The Army regulation on extremism doesn’t list specific organizations that are off-limits. But some groups that appear to be under scrutiny are those included on an infographic circulated by the Army’s John F. Kennedy Special Warfare Center and School.
An Army reservist described as “an avowed white supremacist” and a former soldier who fought with the YPG in Syria and espoused far-left views were both arrested this weekend.

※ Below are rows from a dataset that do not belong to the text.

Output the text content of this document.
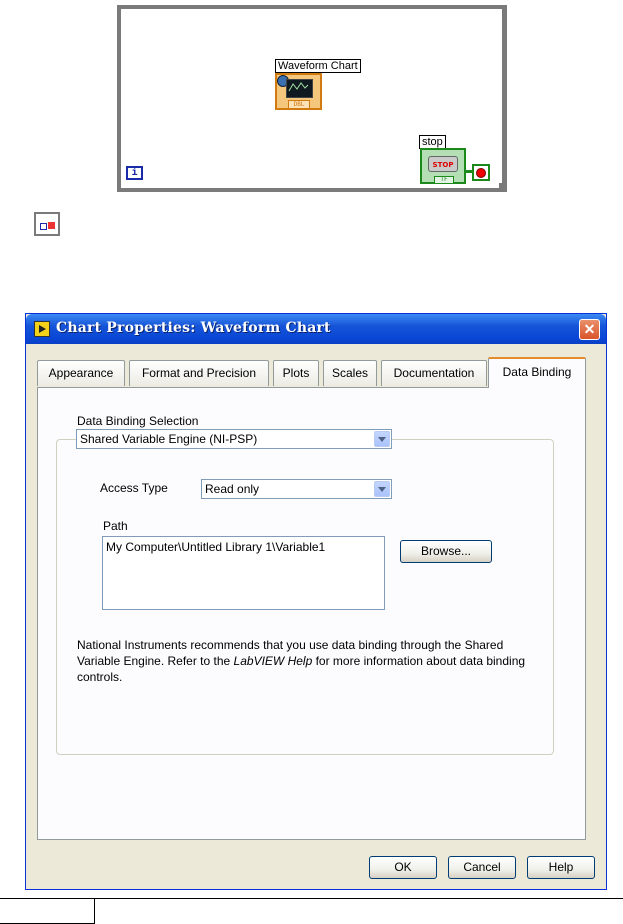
Waveform Chart
DBL
stop
STOP
TF
i
Chart Properties: Waveform Chart	✕
Appearance	Format and Precision	Plots	Scales	Documentation	Data Binding
Data Binding Selection
Shared Variable Engine (NI-PSP)
Access Type	Read only
Path
My Computer\Untitled Library 1\Variable1	Browse...
National Instruments recommends that you use data binding through the Shared Variable Engine. Refer to the LabVIEW Help for more information about data binding controls.
OK	Cancel	Help
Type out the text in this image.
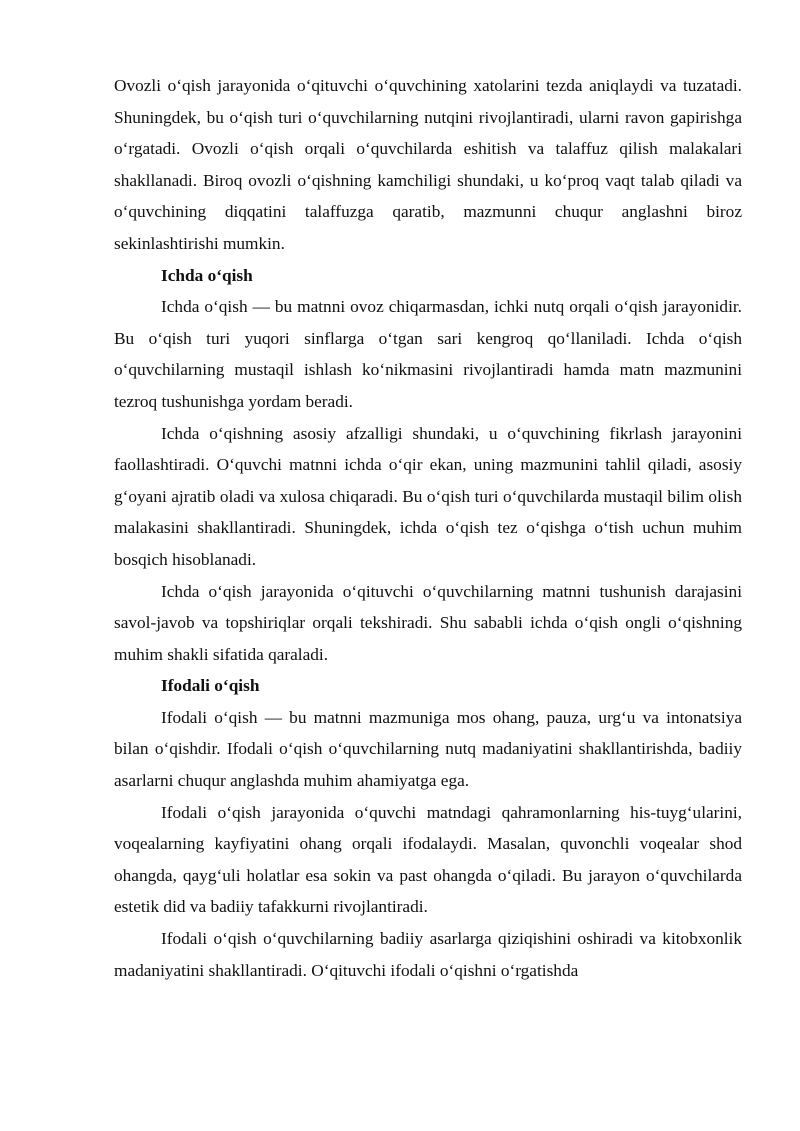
Ovozli o‘qish jarayonida o‘qituvchi o‘quvchining xatolarini tezda aniqlaydi va tuzatadi. Shuningdek, bu o‘qish turi o‘quvchilarning nutqini rivojlantiradi, ularni ravon gapirishga o‘rgatadi. Ovozli o‘qish orqali o‘quvchilarda eshitish va talaffuz qilish malakalari shakllanadi. Biroq ovozli o‘qishning kamchiligi shundaki, u ko‘proq vaqt talab qiladi va o‘quvchining diqqatini talaffuzga qaratib, mazmunni chuqur anglashni biroz sekinlashtirishi mumkin.

Ichda o‘qish

Ichda o‘qish — bu matnni ovoz chiqarmasdan, ichki nutq orqali o‘qish jarayonidir. Bu o‘qish turi yuqori sinflarga o‘tgan sari kengroq qo‘llaniladi. Ichda o‘qish o‘quvchilarning mustaqil ishlash ko‘nikmasini rivojlantiradi hamda matn mazmunini tezroq tushunishga yordam beradi.

Ichda o‘qishning asosiy afzalligi shundaki, u o‘quvchining fikrlash jarayonini faollashtiradi. O‘quvchi matnni ichda o‘qir ekan, uning mazmunini tahlil qiladi, asosiy g‘oyani ajratib oladi va xulosa chiqaradi. Bu o‘qish turi o‘quvchilarda mustaqil bilim olish malakasini shakllantiradi. Shuningdek, ichda o‘qish tez o‘qishga o‘tish uchun muhim bosqich hisoblanadi.

Ichda o‘qish jarayonida o‘qituvchi o‘quvchilarning matnni tushunish darajasini savol-javob va topshiriqlar orqali tekshiradi. Shu sababli ichda o‘qish ongli o‘qishning muhim shakli sifatida qaraladi.

Ifodali o‘qish

Ifodali o‘qish — bu matnni mazmuniga mos ohang, pauza, urg‘u va intonatsiya bilan o‘qishdir. Ifodali o‘qish o‘quvchilarning nutq madaniyatini shakllantirishda, badiiy asarlarni chuqur anglashda muhim ahamiyatga ega.

Ifodali o‘qish jarayonida o‘quvchi matndagi qahramonlarning his-tuyg‘ularini, voqealarning kayfiyatini ohang orqali ifodalaydi. Masalan, quvonchli voqealar shod ohangda, qayg‘uli holatlar esa sokin va past ohangda o‘qiladi. Bu jarayon o‘quvchilarda estetik did va badiiy tafakkurni rivojlantiradi.

Ifodali o‘qish o‘quvchilarning badiiy asarlarga qiziqishini oshiradi va kitobxonlik madaniyatini shakllantiradi. O‘qituvchi ifodali o‘qishni o‘rgatishda
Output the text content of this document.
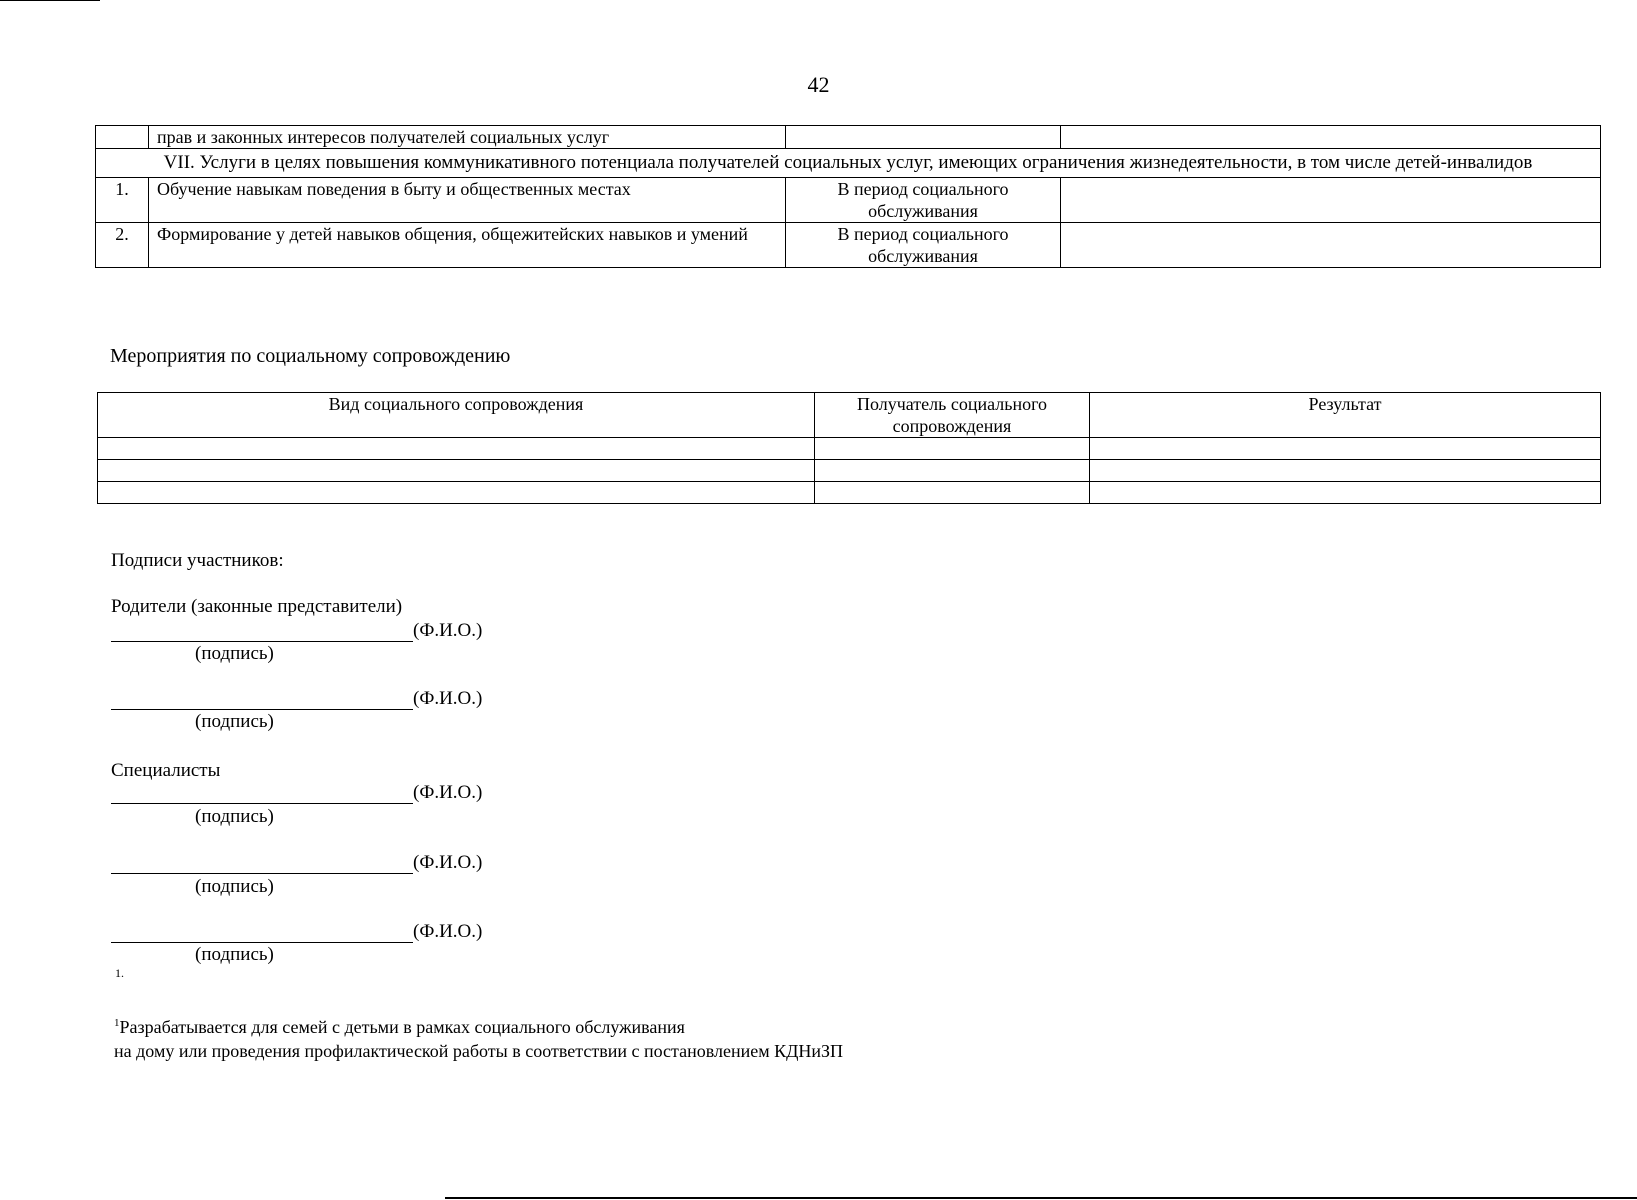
42
	прав и законных интересов получателей социальных услуг		
VII. Услуги в целях повышения коммуникативного потенциала получателей социальных услуг, имеющих ограничения жизнедеятельности, в том числе детей-инвалидов			
1.	Обучение навыкам поведения в быту и общественных местах	В период социального обслуживания	
2.	Формирование у детей навыков общения, общежитейских навыков и умений	В период социального обслуживания	
Мероприятия по социальному сопровождению
Вид социального сопровождения	Получатель социального сопровождения	Результат

Подписи участников:
Родители (законные представители)
(Ф.И.О.)
(подпись)
(Ф.И.О.)
(подпись)
Специалисты
(Ф.И.О.)
(подпись)
(Ф.И.О.)
(подпись)
(Ф.И.О.)
(подпись)
1.
$^1$Разрабатывается для семей с детьми в рамках социального обслуживания
на дому или проведения профилактической работы в соответствии с постановлением КДНиЗП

The infographic was made by the New York City Police Department’s intelligence bureau and highlighted “extremist imagery” used by adherents to QAnon, the Proud Boys, the Three Percenters and the Oath Keepers.
The special warfare center used the infographic to familiarize leaders with new extremist symbols after one of their medical courses had to change its logo last year because it was nearly identical to imagery used by an anti-government militia.
“We’re keenly aware that we’re on the leading edge of a broader Department of Defense effort, and we’re awaiting guidance before we do more than educate and inform our formation,” the school’s chief of staff, Col. Matt Gomlak, said last week.
The infographic describes “Kek” flags, Boogaloo patches and variations of the Pepe the Frog meme as examples of imagery co-opted by extremists, in addition to more recognizable swastikas and Norse runes long used by neo-Nazis.
The blurred line between internet culture and traditional extremism may prove difficult for the Pentagon in tackling the problem, especially when it’s not always easy to discern what’s against regulations.